Non-widening multiplication like `_mm_mullo_epi16` and `_mm_mullo_epi32` are also the same for signed or unsigned. Only the high-half `_mm_mulhi_epu16` or widening multiplies `_mm_mul_epu32` have unsigned forms as counterparts to their specifically signed `epi16`/`32` forms.

That’s also why 386 only added a scalar integer `imul ecx, esi` form, not also a `mul ecx, esi`, because only the FLAGS setting would differ, not the integer result. And SIMD operations don’t even have FLAGS outputs.

The intrinsics guide unhelpfully describes `_mm_mullo_epi16` as sign-extending and producing a 32-bit product, then truncating to the low 32-bit. The asm manual for `pmullw` also describes it as signed that way, it seems talking about it as the companion to signed `pmulhw`. (And has some bugs, like describing the AVX1 `VPMULLW xmm1, xmm2, xmm3/m128` form as multiplying 32-bit dword elements, probably a copy/paste error from `pmulld`)

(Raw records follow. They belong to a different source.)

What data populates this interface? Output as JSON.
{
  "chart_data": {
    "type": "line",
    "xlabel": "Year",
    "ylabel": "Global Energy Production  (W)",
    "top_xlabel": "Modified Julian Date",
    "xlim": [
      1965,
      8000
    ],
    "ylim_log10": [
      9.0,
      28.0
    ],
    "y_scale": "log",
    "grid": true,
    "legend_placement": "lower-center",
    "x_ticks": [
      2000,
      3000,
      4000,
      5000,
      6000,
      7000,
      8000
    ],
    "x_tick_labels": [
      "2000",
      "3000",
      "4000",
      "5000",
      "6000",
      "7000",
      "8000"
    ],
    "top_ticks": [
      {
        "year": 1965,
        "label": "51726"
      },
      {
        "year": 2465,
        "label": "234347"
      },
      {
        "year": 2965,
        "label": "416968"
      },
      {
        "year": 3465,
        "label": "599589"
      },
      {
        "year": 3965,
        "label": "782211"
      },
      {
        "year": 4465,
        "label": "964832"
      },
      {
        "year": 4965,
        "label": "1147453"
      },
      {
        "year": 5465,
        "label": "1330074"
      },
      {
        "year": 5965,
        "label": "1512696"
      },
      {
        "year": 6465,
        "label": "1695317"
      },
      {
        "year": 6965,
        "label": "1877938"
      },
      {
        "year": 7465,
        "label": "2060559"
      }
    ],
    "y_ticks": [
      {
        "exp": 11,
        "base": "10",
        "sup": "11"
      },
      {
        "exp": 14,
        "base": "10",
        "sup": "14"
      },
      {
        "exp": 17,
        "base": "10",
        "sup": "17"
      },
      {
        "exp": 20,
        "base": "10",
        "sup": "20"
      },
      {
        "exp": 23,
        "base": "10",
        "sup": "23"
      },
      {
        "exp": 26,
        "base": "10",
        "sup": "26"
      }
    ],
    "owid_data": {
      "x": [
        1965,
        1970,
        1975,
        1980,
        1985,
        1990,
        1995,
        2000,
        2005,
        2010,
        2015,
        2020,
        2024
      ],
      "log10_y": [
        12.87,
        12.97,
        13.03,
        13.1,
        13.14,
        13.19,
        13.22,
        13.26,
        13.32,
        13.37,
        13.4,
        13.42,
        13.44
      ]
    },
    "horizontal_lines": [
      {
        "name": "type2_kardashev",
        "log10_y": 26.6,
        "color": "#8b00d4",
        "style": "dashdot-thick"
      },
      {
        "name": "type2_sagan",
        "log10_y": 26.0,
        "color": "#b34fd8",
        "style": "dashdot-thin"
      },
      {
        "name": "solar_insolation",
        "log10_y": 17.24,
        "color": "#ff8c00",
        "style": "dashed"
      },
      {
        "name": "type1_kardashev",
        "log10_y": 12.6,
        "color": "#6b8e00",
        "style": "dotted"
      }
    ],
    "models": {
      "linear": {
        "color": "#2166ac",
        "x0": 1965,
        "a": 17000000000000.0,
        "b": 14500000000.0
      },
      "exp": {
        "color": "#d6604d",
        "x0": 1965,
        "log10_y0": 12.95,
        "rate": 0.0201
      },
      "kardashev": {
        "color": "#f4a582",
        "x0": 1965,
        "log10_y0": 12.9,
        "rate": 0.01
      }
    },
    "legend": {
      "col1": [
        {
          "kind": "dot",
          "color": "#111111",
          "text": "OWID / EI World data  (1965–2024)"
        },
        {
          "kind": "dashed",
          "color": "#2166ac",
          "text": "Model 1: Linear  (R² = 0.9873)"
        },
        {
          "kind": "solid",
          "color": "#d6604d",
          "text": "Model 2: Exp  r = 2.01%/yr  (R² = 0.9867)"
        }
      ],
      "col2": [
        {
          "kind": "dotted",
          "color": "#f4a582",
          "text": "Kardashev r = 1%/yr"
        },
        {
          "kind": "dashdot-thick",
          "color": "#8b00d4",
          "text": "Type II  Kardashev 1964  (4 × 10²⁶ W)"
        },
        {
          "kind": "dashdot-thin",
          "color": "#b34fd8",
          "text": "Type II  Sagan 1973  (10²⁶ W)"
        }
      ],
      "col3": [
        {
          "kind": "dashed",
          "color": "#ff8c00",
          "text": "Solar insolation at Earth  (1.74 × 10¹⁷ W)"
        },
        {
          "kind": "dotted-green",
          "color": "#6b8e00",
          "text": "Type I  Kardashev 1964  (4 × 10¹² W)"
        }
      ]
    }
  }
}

And sometimes Intel’s naming scheme is limited, like `_mm_maddubs_epi16` is a u8 x i8 => 16-bit widening multiply, adding pairs horizontally (with signed saturation). I usually have to look up the intrinsic for `pmaddubsw` to remind myself that they named it after the output element width, not the inputs. The inputs have different signedness so if they have to pick one, side, I guess it makes sense to name it for the output, with the signed saturation that can happen with some inputs, like for `pmaddwd`.